Organizations today are navigating an array of legal and regulatory issues relating to increased globalization. Despite projections that the coronavirus pandemic would stifle globalization in favor of regionalization, international trade, business, investing and cooperation are thriving. At the same time, the volume of corporate litigation and investigations continue to rise—a survey from Norton Rose Fulbright found that 40% of respondents expect an increase in disputes in the coming year. Research has also shown that increasing international business operations are correlated to increases in cross-border discovery. Document review and e-discovery are now sitting at an interesting cross-section of these trends, where organizations are experiencing legal and regulatory matters requiring multilingual review.

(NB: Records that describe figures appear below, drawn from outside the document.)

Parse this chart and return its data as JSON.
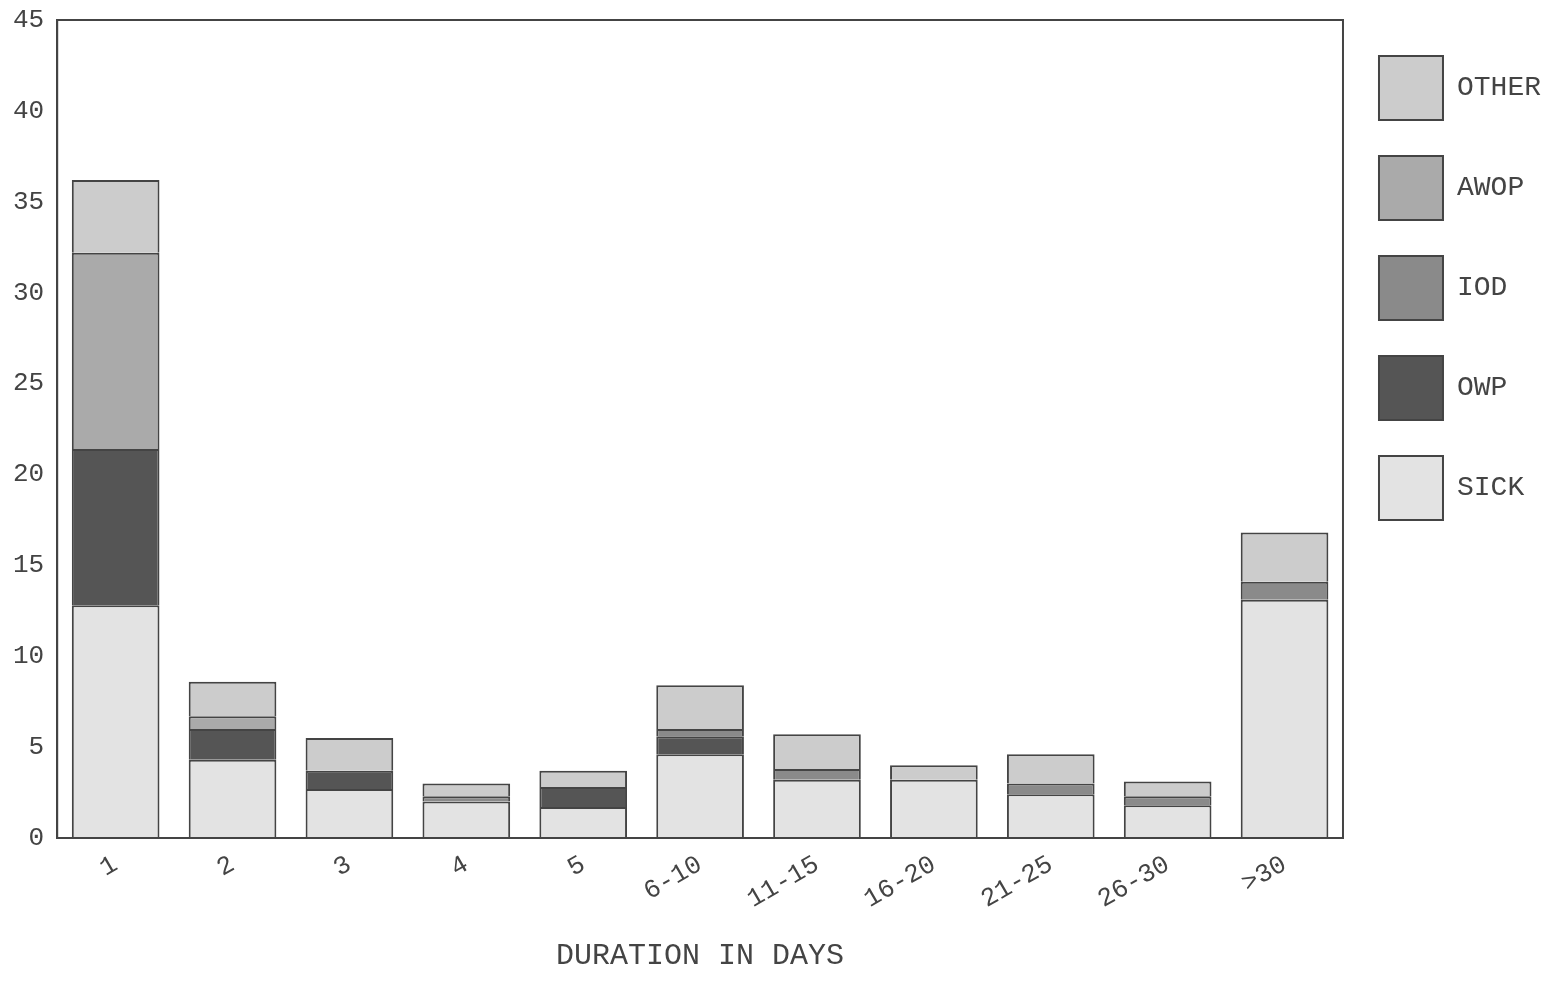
{
  "chart_data": {
    "type": "bar",
    "stacked": true,
    "xlabel": "DURATION IN DAYS",
    "categories": [
      "1",
      "2",
      "3",
      "4",
      "5",
      "6-10",
      "11-15",
      "16-20",
      "21-25",
      "26-30",
      ">30"
    ],
    "series": [
      {
        "name": "SICK",
        "color": "#e3e3e3",
        "values": [
          12.8,
          4.3,
          2.7,
          2.0,
          1.7,
          4.6,
          3.2,
          3.2,
          2.4,
          1.8,
          13.1
        ]
      },
      {
        "name": "OWP",
        "color": "#555555",
        "values": [
          8.6,
          1.7,
          1.0,
          0,
          1.1,
          1.0,
          0,
          0,
          0,
          0,
          0
        ]
      },
      {
        "name": "IOD",
        "color": "#8a8a8a",
        "values": [
          0,
          0,
          0,
          0.3,
          0,
          0.4,
          0.6,
          0,
          0.6,
          0.5,
          1.0
        ]
      },
      {
        "name": "AWOP",
        "color": "#aaaaaa",
        "values": [
          10.8,
          0.7,
          0,
          0,
          0,
          0,
          0,
          0,
          0,
          0,
          0
        ]
      },
      {
        "name": "OTHER",
        "color": "#cccccc",
        "values": [
          4.0,
          1.9,
          1.8,
          0.7,
          0.9,
          2.4,
          1.9,
          0.8,
          1.6,
          0.8,
          2.7
        ]
      }
    ],
    "ylim": [
      0,
      45
    ],
    "yticks": [
      0,
      5,
      10,
      15,
      20,
      25,
      30,
      35,
      40,
      45
    ],
    "grid": false,
    "legend": "right"
  }
}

Today, multinational entities operating across geographically dispersed offices generate a diverse and varying data footprint. This includes a varied medley of foreign language communications and files, which are increasingly coming into scope in legal and regulatory discovery and investigations. Given that these types of matters are driven by a high-stakes litigation, regulatory inquiry or internal corporate investigation, organizations cannot afford to make mistakes. There are simply no resources to spare on poorly managed reviews, inefficient foreign language review workflows and undertrained or underqualified review teams. Legal or investigative teams facing these challenging matters often feel like they need a miracle to fulfill the discovery request or need at hand.

Organizations required to conduct review across thousands of documents in various languages face a seemingly impossible task assembling a multilingual review team. To effectively respond and ensure on-time completion of a review exercise, on-demand access to a pool of highly-qualified and trained foreign language reviewers is usually the only viable path forward.